A growing body of research has begun to examine the relationship between emotions and moral attitudes. It was previously believed that, like decision making in general, most ethical decision making was based on higher-order cognitive processes, but the research on moral emotions increasingly questions this perspective. Numerous studies suggest that moral judgments are largely based on feelings rather than on cognition, even though we tend to see our moral boundaries as logical and reasonable, not as emotional.
Sources of Emotions and Moods
- Personality
- Time of Day
- Day of the Week
- Weather
- Stress
- Social activities
- Sleep
- Exercise
- Age
- Sex
Emotional Labor
If you’ve ever had a job in retail, sales, or waited on tables in a restaurant, you know the importance of projecting a friendly demeanor and smiling. Even though there were days when you didn’t feel cheerful, you knew management expected you to be upbeat when dealing with customers, so you faked it. Every employee expends physical and mental labor by putting body and mind, respectively, into the job. But jobs also require emotional labor, an employee’s expression of organizationally desired emotions during interpersonal transactions at work. Emotional labor is a key component of effective job performance. We expect flight attendants to be cheerful, funeral directors to be sad, and doctors emotionally neutral. At the least, your managers expect you to be courteous, not hostile, in your interactions with coworkers.
The way we experience an emotion is obviously not always the same as the way we show it.

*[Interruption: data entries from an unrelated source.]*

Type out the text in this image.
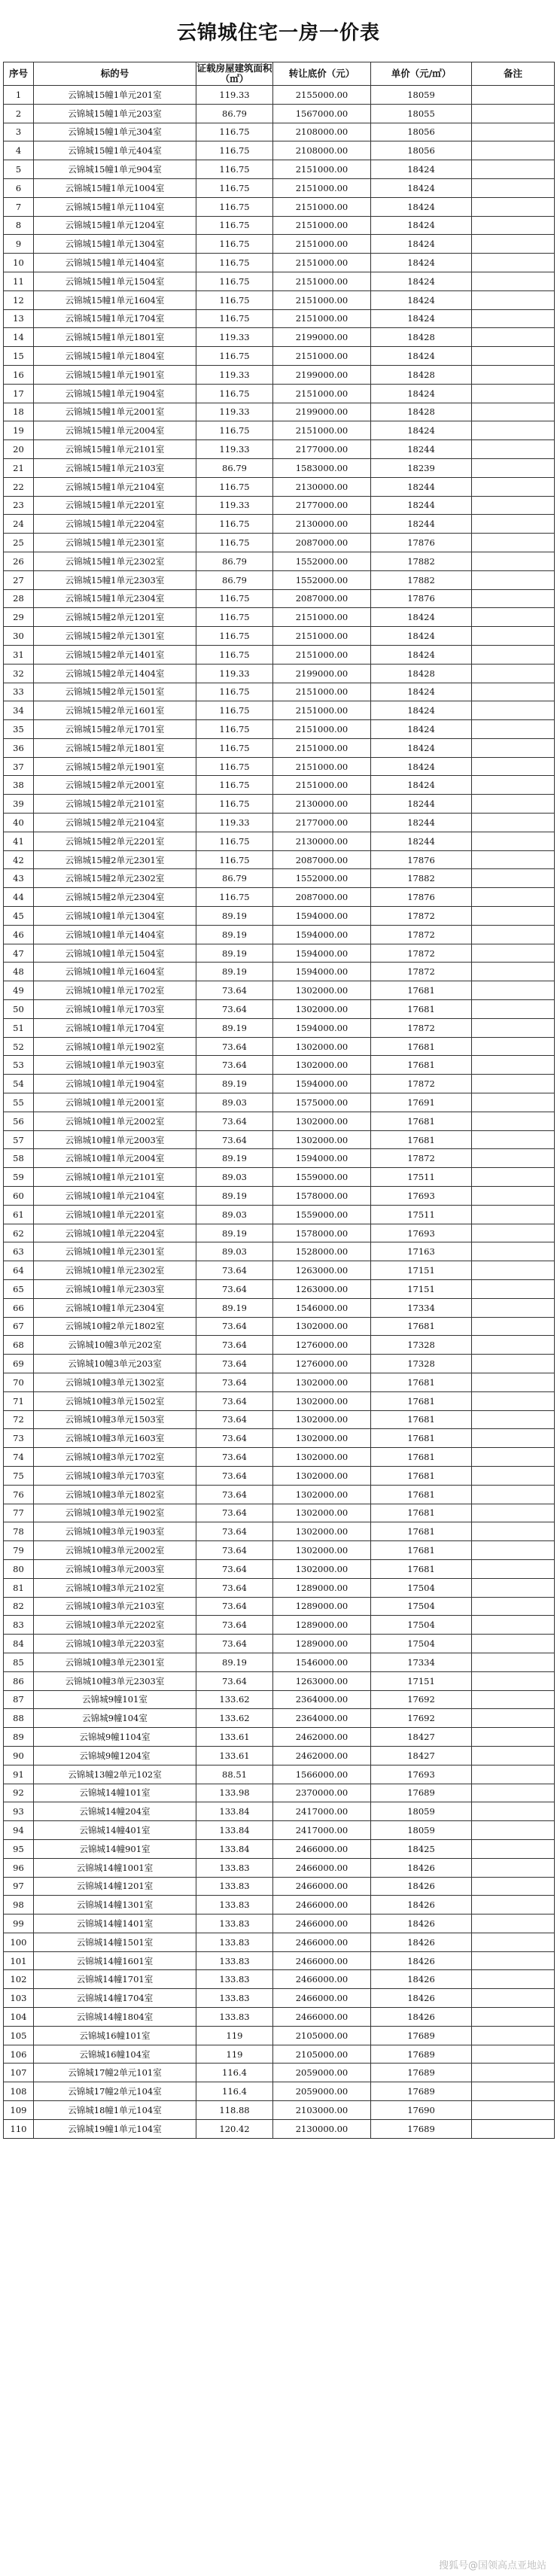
云锦城住宅一房一价表
序号	标的号	证载房屋建筑面积（㎡）	转让底价（元）	单价（元/㎡）	备注
1	云锦城15幢1单元201室	119.33	2155000.00	18059	
2	云锦城15幢1单元203室	86.79	1567000.00	18055	
3	云锦城15幢1单元304室	116.75	2108000.00	18056	
4	云锦城15幢1单元404室	116.75	2108000.00	18056	
5	云锦城15幢1单元904室	116.75	2151000.00	18424	
6	云锦城15幢1单元1004室	116.75	2151000.00	18424	
7	云锦城15幢1单元1104室	116.75	2151000.00	18424	
8	云锦城15幢1单元1204室	116.75	2151000.00	18424	
9	云锦城15幢1单元1304室	116.75	2151000.00	18424	
10	云锦城15幢1单元1404室	116.75	2151000.00	18424	
11	云锦城15幢1单元1504室	116.75	2151000.00	18424	
12	云锦城15幢1单元1604室	116.75	2151000.00	18424	
13	云锦城15幢1单元1704室	116.75	2151000.00	18424	
14	云锦城15幢1单元1801室	119.33	2199000.00	18428	
15	云锦城15幢1单元1804室	116.75	2151000.00	18424	
16	云锦城15幢1单元1901室	119.33	2199000.00	18428	
17	云锦城15幢1单元1904室	116.75	2151000.00	18424	
18	云锦城15幢1单元2001室	119.33	2199000.00	18428	
19	云锦城15幢1单元2004室	116.75	2151000.00	18424	
20	云锦城15幢1单元2101室	119.33	2177000.00	18244	
21	云锦城15幢1单元2103室	86.79	1583000.00	18239	
22	云锦城15幢1单元2104室	116.75	2130000.00	18244	
23	云锦城15幢1单元2201室	119.33	2177000.00	18244	
24	云锦城15幢1单元2204室	116.75	2130000.00	18244	
25	云锦城15幢1单元2301室	116.75	2087000.00	17876	
26	云锦城15幢1单元2302室	86.79	1552000.00	17882	
27	云锦城15幢1单元2303室	86.79	1552000.00	17882	
28	云锦城15幢1单元2304室	116.75	2087000.00	17876	
29	云锦城15幢2单元1201室	116.75	2151000.00	18424	
30	云锦城15幢2单元1301室	116.75	2151000.00	18424	
31	云锦城15幢2单元1401室	116.75	2151000.00	18424	
32	云锦城15幢2单元1404室	119.33	2199000.00	18428	
33	云锦城15幢2单元1501室	116.75	2151000.00	18424	
34	云锦城15幢2单元1601室	116.75	2151000.00	18424	
35	云锦城15幢2单元1701室	116.75	2151000.00	18424	
36	云锦城15幢2单元1801室	116.75	2151000.00	18424	
37	云锦城15幢2单元1901室	116.75	2151000.00	18424	
38	云锦城15幢2单元2001室	116.75	2151000.00	18424	
39	云锦城15幢2单元2101室	116.75	2130000.00	18244	
40	云锦城15幢2单元2104室	119.33	2177000.00	18244	
41	云锦城15幢2单元2201室	116.75	2130000.00	18244	
42	云锦城15幢2单元2301室	116.75	2087000.00	17876	
43	云锦城15幢2单元2302室	86.79	1552000.00	17882	
44	云锦城15幢2单元2304室	116.75	2087000.00	17876	
45	云锦城10幢1单元1304室	89.19	1594000.00	17872	
46	云锦城10幢1单元1404室	89.19	1594000.00	17872	
47	云锦城10幢1单元1504室	89.19	1594000.00	17872	
48	云锦城10幢1单元1604室	89.19	1594000.00	17872	
49	云锦城10幢1单元1702室	73.64	1302000.00	17681	
50	云锦城10幢1单元1703室	73.64	1302000.00	17681	
51	云锦城10幢1单元1704室	89.19	1594000.00	17872	
52	云锦城10幢1单元1902室	73.64	1302000.00	17681	
53	云锦城10幢1单元1903室	73.64	1302000.00	17681	
54	云锦城10幢1单元1904室	89.19	1594000.00	17872	
55	云锦城10幢1单元2001室	89.03	1575000.00	17691	
56	云锦城10幢1单元2002室	73.64	1302000.00	17681	
57	云锦城10幢1单元2003室	73.64	1302000.00	17681	
58	云锦城10幢1单元2004室	89.19	1594000.00	17872	
59	云锦城10幢1单元2101室	89.03	1559000.00	17511	
60	云锦城10幢1单元2104室	89.19	1578000.00	17693	
61	云锦城10幢1单元2201室	89.03	1559000.00	17511	
62	云锦城10幢1单元2204室	89.19	1578000.00	17693	
63	云锦城10幢1单元2301室	89.03	1528000.00	17163	
64	云锦城10幢1单元2302室	73.64	1263000.00	17151	
65	云锦城10幢1单元2303室	73.64	1263000.00	17151	
66	云锦城10幢1单元2304室	89.19	1546000.00	17334	
67	云锦城10幢2单元1802室	73.64	1302000.00	17681	
68	云锦城10幢3单元202室	73.64	1276000.00	17328	
69	云锦城10幢3单元203室	73.64	1276000.00	17328	
70	云锦城10幢3单元1302室	73.64	1302000.00	17681	
71	云锦城10幢3单元1502室	73.64	1302000.00	17681	
72	云锦城10幢3单元1503室	73.64	1302000.00	17681	
73	云锦城10幢3单元1603室	73.64	1302000.00	17681	
74	云锦城10幢3单元1702室	73.64	1302000.00	17681	
75	云锦城10幢3单元1703室	73.64	1302000.00	17681	
76	云锦城10幢3单元1802室	73.64	1302000.00	17681	
77	云锦城10幢3单元1902室	73.64	1302000.00	17681	
78	云锦城10幢3单元1903室	73.64	1302000.00	17681	
79	云锦城10幢3单元2002室	73.64	1302000.00	17681	
80	云锦城10幢3单元2003室	73.64	1302000.00	17681	
81	云锦城10幢3单元2102室	73.64	1289000.00	17504	
82	云锦城10幢3单元2103室	73.64	1289000.00	17504	
83	云锦城10幢3单元2202室	73.64	1289000.00	17504	
84	云锦城10幢3单元2203室	73.64	1289000.00	17504	
85	云锦城10幢3单元2301室	89.19	1546000.00	17334	
86	云锦城10幢3单元2303室	73.64	1263000.00	17151	
87	云锦城9幢101室	133.62	2364000.00	17692	
88	云锦城9幢104室	133.62	2364000.00	17692	
89	云锦城9幢1104室	133.61	2462000.00	18427	
90	云锦城9幢1204室	133.61	2462000.00	18427	
91	云锦城13幢2单元102室	88.51	1566000.00	17693	
92	云锦城14幢101室	133.98	2370000.00	17689	
93	云锦城14幢204室	133.84	2417000.00	18059	
94	云锦城14幢401室	133.84	2417000.00	18059	
95	云锦城14幢901室	133.84	2466000.00	18425	
96	云锦城14幢1001室	133.83	2466000.00	18426	
97	云锦城14幢1201室	133.83	2466000.00	18426	
98	云锦城14幢1301室	133.83	2466000.00	18426	
99	云锦城14幢1401室	133.83	2466000.00	18426	
100	云锦城14幢1501室	133.83	2466000.00	18426	
101	云锦城14幢1601室	133.83	2466000.00	18426	
102	云锦城14幢1701室	133.83	2466000.00	18426	
103	云锦城14幢1704室	133.83	2466000.00	18426	
104	云锦城14幢1804室	133.83	2466000.00	18426	
105	云锦城16幢101室	119	2105000.00	17689	
106	云锦城16幢104室	119	2105000.00	17689	
107	云锦城17幢2单元101室	116.4	2059000.00	17689	
108	云锦城17幢2单元104室	116.4	2059000.00	17689	
109	云锦城18幢1单元104室	118.88	2103000.00	17690	
110	云锦城19幢1单元104室	120.42	2130000.00	17689	
搜狐号@国领高点亚地站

To analyze emotional labor, we divide emotions into felt or displayed emotions. Felt emotions are our actual emotions. In contrast, displayed emotions are those the organization requires workers to show and considers appropriate in a given job.
Surface acting is hiding inner feelings and emotional expressions in response to display rules. A worker who smiles at a customer even when he doesn’t feel like it is surface acting. Deep acting is trying to modify our true inner feelings based on display rules. Surface acting deals with displayed emotions, and deep acting deals with felt emotions.
When employees have to project one emotion while feeling another, this disparity is called emotional dissonance. Bottled-up feelings of frustration, anger, and resentment can lead to emotional exhaustion. Long-term emotional dissonance is a predictor for job burnout, declines in job performance, and lower
job satisfaction.
It is important to counteract the effects of emotional labor and emotional dissonance. Research in the Netherlands and Belgium indicated that while surface acting is stressful to employees, mindfulness—objectively and deliberately evaluating our emotional situation in the moment—was negatively correlated with emotional exhaustion and positively affected job satisfaction.
Affective Events Theory
We’ve seen that emotions and moods are an important part of our personal and work lives. But how do they influence our job performance and satisfaction? Affective events theory (AET) proposes that employees react emotionally to things that happen to them at work, and this reaction influences their job performance and satisfaction. Say you just found out your company is downsizing. You might experience a variety of negative emotions, causing you to worry that you’ll lose your job. Because it is out of your hands, you feel insecure and fearful, and spend much of your time worrying rather than working. Needless to say, your job satisfaction will also be down.
Work events trigger positive or negative emotional reactions, to which employees’ personalities and moods predispose them to respond with greater or lesser intensity. People who score low on emotional stability are more likely to react strongly to negative events, and our emotional response to a given event can change depending on mood. Finally, emotions influence a number of performance and satisfaction variables, such as OCB, organizational commitment, level of effort, intention to quit, and workplace deviance.